Lloyd’s Head of Innovation Trevor Maynard says Lloyd’s can work with cities to help them understand their risks and exposures, and the insurance industry plays a big role in helping mitigate these risks and improve their resilience.

“The Lloyd’s market already has a lot of products meeting the needs of municipalities around the world, and we are working on products that target policyholders’ future needs,” he said. “Nevertheless, there is still a long way to go to develop further interactions between cities and insurers.”

Municipalities mainly self-insure the risks they face. The idea of transferring all

risks to third parties is not yet the norm in the public sector, the report says.

Insurance penetration rates are still low in most countries, and in developing economies customers have lower awareness of insurance products or the value of risk transfer.

Local authorities would like more clarity about insurance products in terms of coverages and pricing methodologies, while some processes such as tendering are preventing local authorities and insurers from collaborating over the long-term.

“Cities provide business opportunities for insurers as they tend to be more affluent and have more assets, people and liabilities that need protecting than rural zones,” the report says.

To realise this commercial opportunity, insurers and city officials should share data and analytics and improve cross-sector/industry learning and risk preparation.
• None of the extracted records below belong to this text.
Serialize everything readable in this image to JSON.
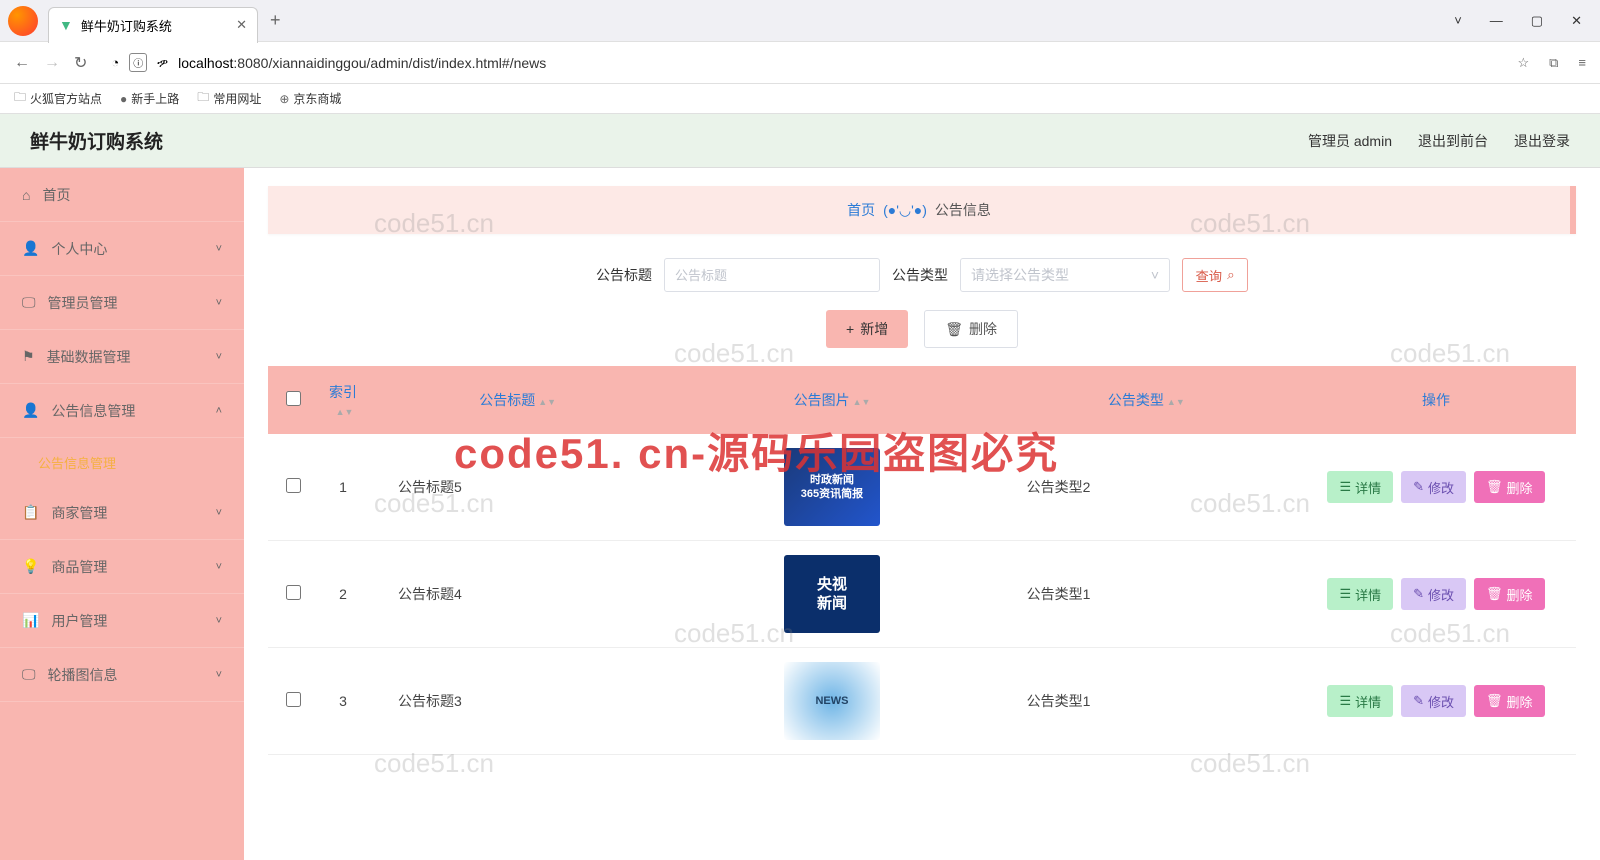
{
  "browser": {
    "tab_title": "鲜牛奶订购系统",
    "url_host": "localhost",
    "url_path": ":8080/xiannaidinggou/admin/dist/index.html#/news",
    "bookmarks": [
      "火狐官方站点",
      "新手上路",
      "常用网址",
      "京东商城"
    ]
  },
  "header": {
    "app_title": "鲜牛奶订购系统",
    "admin_label": "管理员 admin",
    "front_label": "退出到前台",
    "logout_label": "退出登录"
  },
  "sidebar": {
    "items": [
      {
        "label": "首页",
        "icon": "home",
        "sub": false
      },
      {
        "label": "个人中心",
        "icon": "user",
        "sub": true
      },
      {
        "label": "管理员管理",
        "icon": "monitor",
        "sub": true
      },
      {
        "label": "基础数据管理",
        "icon": "flag",
        "sub": true
      },
      {
        "label": "公告信息管理",
        "icon": "user",
        "sub": true,
        "expanded": true,
        "child": "公告信息管理"
      },
      {
        "label": "商家管理",
        "icon": "clipboard",
        "sub": true
      },
      {
        "label": "商品管理",
        "icon": "bulb",
        "sub": true
      },
      {
        "label": "用户管理",
        "icon": "bars",
        "sub": true
      },
      {
        "label": "轮播图信息",
        "icon": "screen",
        "sub": true
      }
    ]
  },
  "breadcrumb": {
    "home": "首页",
    "face": "(●'◡'●)",
    "current": "公告信息"
  },
  "search": {
    "title_label": "公告标题",
    "title_placeholder": "公告标题",
    "type_label": "公告类型",
    "type_placeholder": "请选择公告类型",
    "query_btn": "查询"
  },
  "actions": {
    "add": "新增",
    "delete": "删除"
  },
  "table": {
    "headers": {
      "index": "索引",
      "title": "公告标题",
      "image": "公告图片",
      "type": "公告类型",
      "ops": "操作"
    },
    "row_buttons": {
      "detail": "详情",
      "edit": "修改",
      "delete": "删除"
    },
    "rows": [
      {
        "idx": "1",
        "title": "公告标题5",
        "type": "公告类型2",
        "thumb": "时政新闻\n365资讯简报",
        "tcls": "t1"
      },
      {
        "idx": "2",
        "title": "公告标题4",
        "type": "公告类型1",
        "thumb": "央视\n新闻",
        "tcls": "t2"
      },
      {
        "idx": "3",
        "title": "公告标题3",
        "type": "公告类型1",
        "thumb": "NEWS",
        "tcls": "t3"
      }
    ]
  },
  "watermarks": {
    "grey": "code51.cn",
    "red": "code51. cn-源码乐园盗图必究"
  }
}
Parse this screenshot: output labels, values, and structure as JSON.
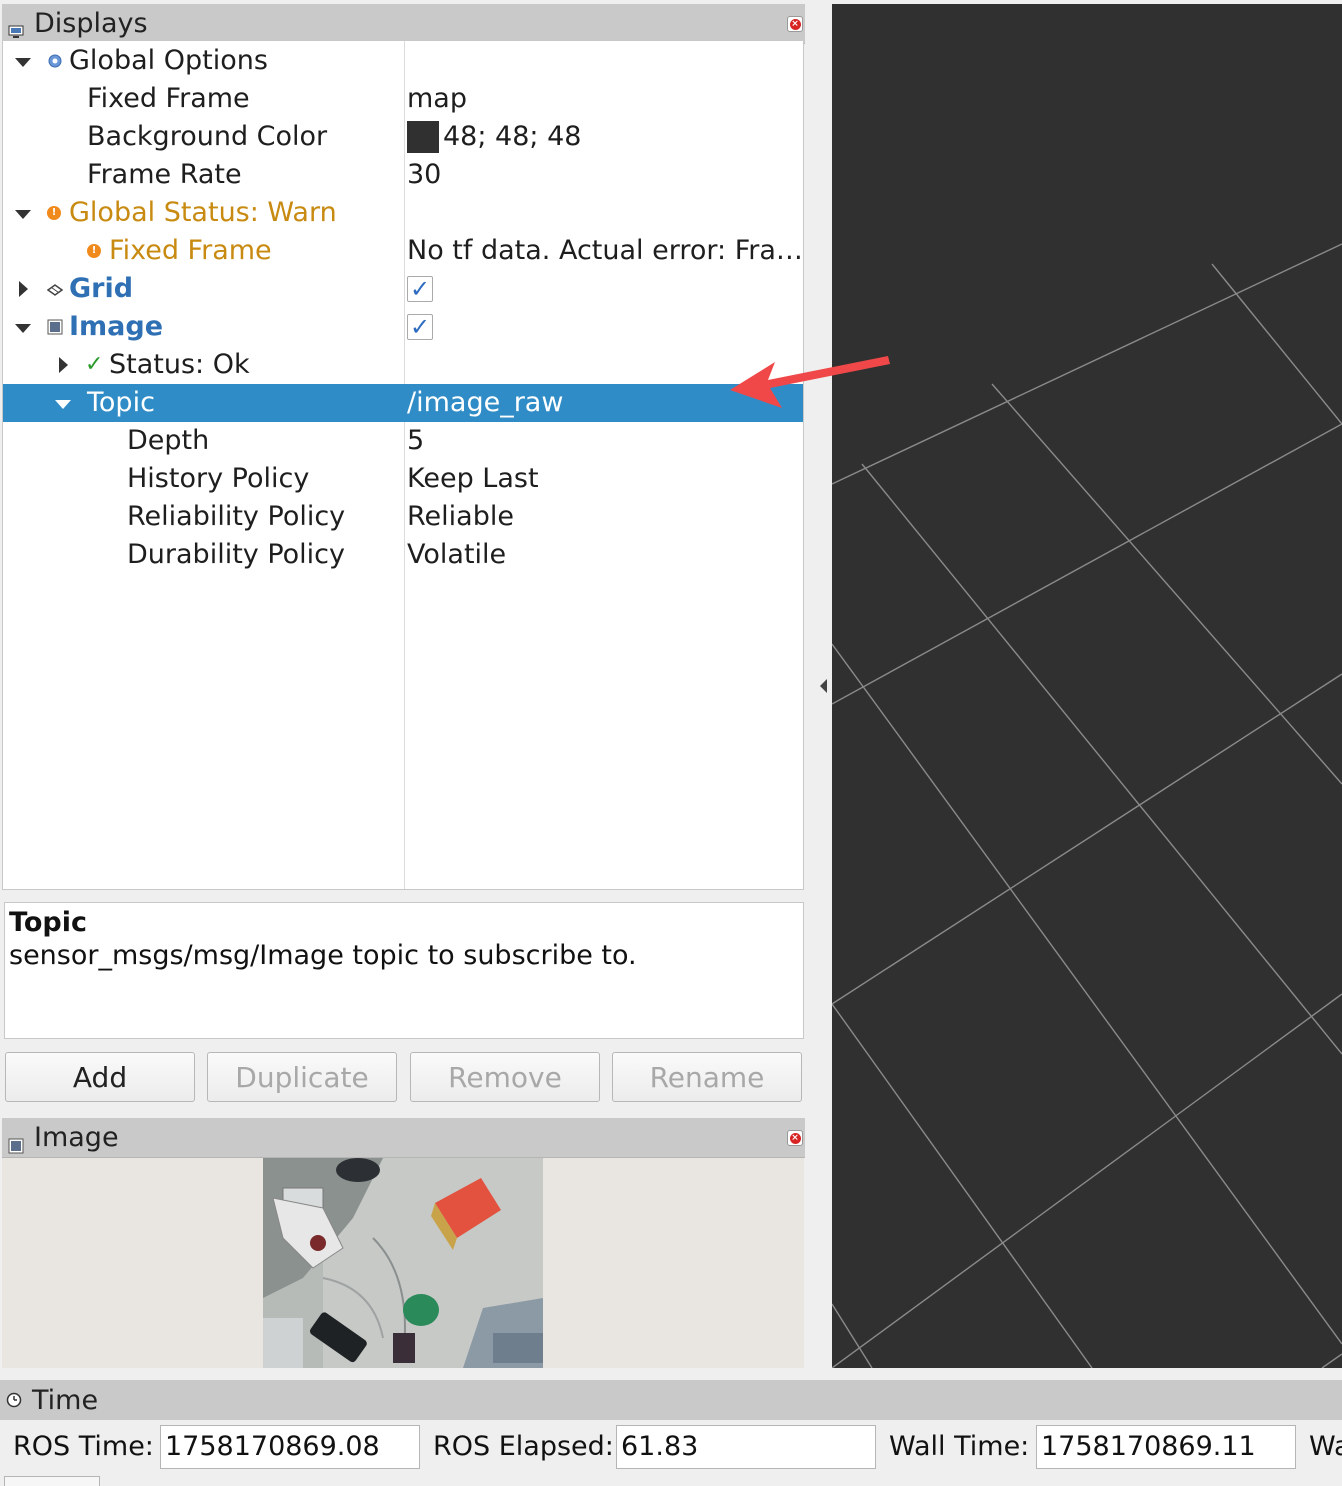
{
  "displays_panel": {
    "title": "Displays",
    "tree": [
      {
        "label": "Global Options",
        "value": ""
      },
      {
        "label": "Fixed Frame",
        "value": "map"
      },
      {
        "label": "Background Color",
        "value": "48; 48; 48",
        "swatch_color": "#303030"
      },
      {
        "label": "Frame Rate",
        "value": "30"
      },
      {
        "label": "Global Status: Warn",
        "value": ""
      },
      {
        "label": "Fixed Frame",
        "value": "No tf data.  Actual error: Fra…"
      },
      {
        "label": "Grid",
        "checked": true
      },
      {
        "label": "Image",
        "checked": true
      },
      {
        "label": "Status: Ok",
        "value": ""
      },
      {
        "label": "Topic",
        "value": "/image_raw",
        "selected": true
      },
      {
        "label": "Depth",
        "value": "5"
      },
      {
        "label": "History Policy",
        "value": "Keep Last"
      },
      {
        "label": "Reliability Policy",
        "value": "Reliable"
      },
      {
        "label": "Durability Policy",
        "value": "Volatile"
      }
    ],
    "check_glyph": "✓"
  },
  "help": {
    "title": "Topic",
    "text": "sensor_msgs/msg/Image topic to subscribe to."
  },
  "buttons": {
    "add": "Add",
    "duplicate": "Duplicate",
    "remove": "Remove",
    "rename": "Rename"
  },
  "image_panel": {
    "title": "Image"
  },
  "time_panel": {
    "title": "Time",
    "ros_time_label": "ROS Time:",
    "ros_time_value": "1758170869.08",
    "ros_elapsed_label": "ROS Elapsed:",
    "ros_elapsed_value": "61.83",
    "wall_time_label": "Wall Time:",
    "wall_time_value": "1758170869.11",
    "wall_elapsed_label_partial": "Wa"
  },
  "colors": {
    "selection": "#308cc6",
    "warn": "#c88a10",
    "display_name": "#2f6fb4",
    "view_background": "#303030",
    "annotation_arrow": "#f04848"
  }
}
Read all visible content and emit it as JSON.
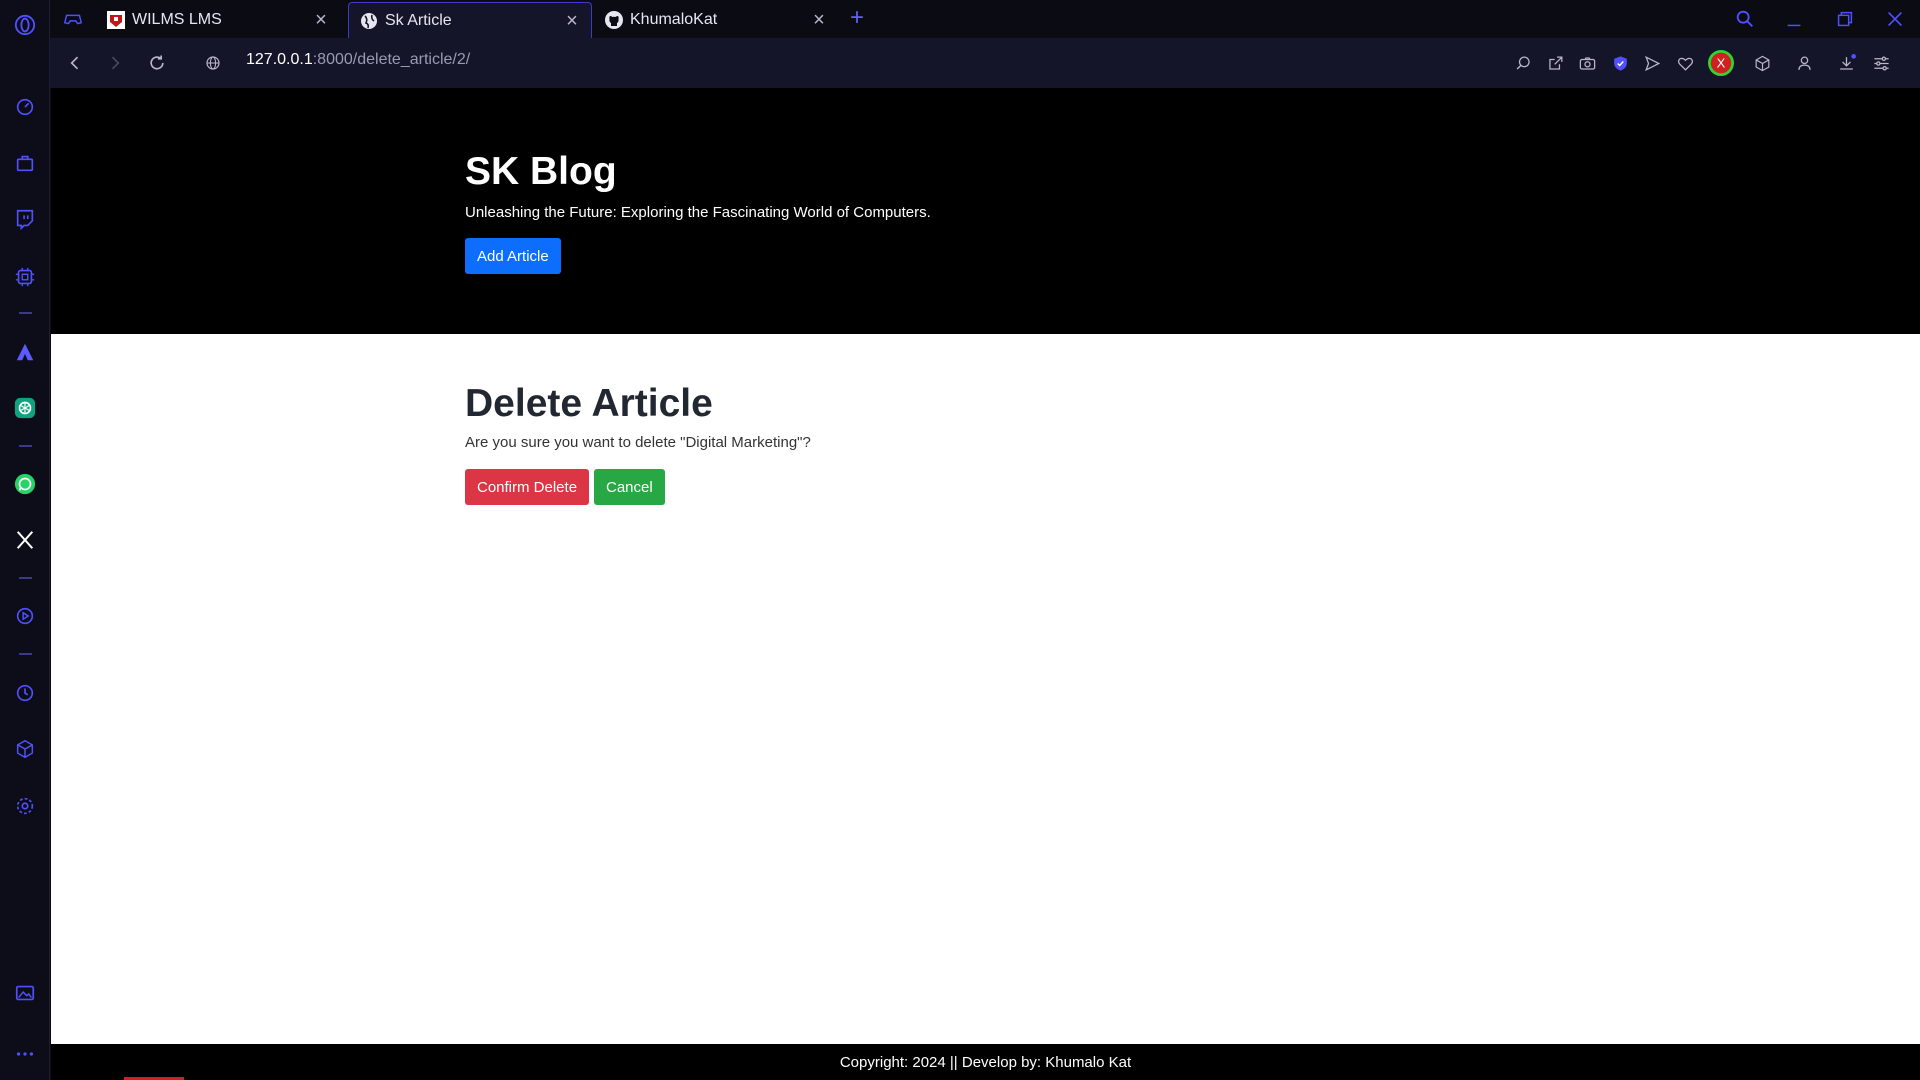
{
  "browser": {
    "tabs": [
      {
        "title": "WILMS LMS",
        "icon": "wilms-favicon"
      },
      {
        "title": "Sk Article",
        "icon": "globe-icon"
      },
      {
        "title": "KhumaloKat",
        "icon": "github-icon"
      }
    ],
    "active_tab": 1,
    "new_tab_label": "+",
    "url": {
      "host": "127.0.0.1",
      "path": ":8000/delete_article/2/"
    },
    "toolbar_icons": [
      "search-in-page-icon",
      "share-icon",
      "snapshot-icon",
      "vpn-shield-icon",
      "send-icon",
      "heart-icon",
      "extension-x-icon",
      "cube-icon",
      "account-icon",
      "download-icon",
      "easy-setup-icon"
    ],
    "extension_x_label": "X",
    "colors": {
      "accent": "#5050ff",
      "tab_border": "#3c3cc8",
      "chrome_bg": "#15152a"
    }
  },
  "sidebar": {
    "icons": [
      "opera-logo-icon",
      "speed-dial-icon",
      "shopping-bag-icon",
      "twitch-icon",
      "ai-chip-icon",
      "aria-icon",
      "chatgpt-icon",
      "whatsapp-icon",
      "x-twitter-icon",
      "player-icon",
      "history-icon",
      "cube-icon",
      "settings-icon",
      "gallery-icon",
      "more-icon"
    ]
  },
  "page": {
    "hero": {
      "title": "SK Blog",
      "subtitle": "Unleashing the Future: Exploring the Fascinating World of Computers.",
      "add_button": "Add Article"
    },
    "heading": "Delete Article",
    "confirm_text": "Are you sure you want to delete \"Digital Marketing\"?",
    "confirm_button": "Confirm Delete",
    "cancel_button": "Cancel",
    "footer": "Copyright: 2024 || Develop by: Khumalo Kat",
    "colors": {
      "primary": "#0d6efd",
      "danger": "#dc3545",
      "success": "#28a745",
      "hero_bg": "#000000"
    }
  }
}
The report identifies four main categories of threats facing cities:

  • Geopolitics and society: Significant tension in some areas has created uncertainty and drained confidence, and deterred long-term investment. The risk of resource scarcity, social unrest, pollution, pandemics and terrorism is more acute.
  • Natural catastrophes and climate: Concentration of urban populations makes cities more vulnerable to extreme weather events.
  • Technology and space: Urban areas are becoming more interconnected and rely on smart technologies, which generate a vast amount of critical data. Catastrophic scenarios that disrupt information flows could threaten essential infrastructure.
  • Finance, economics and trade: Economic development could become an onerous challenge for local authorities.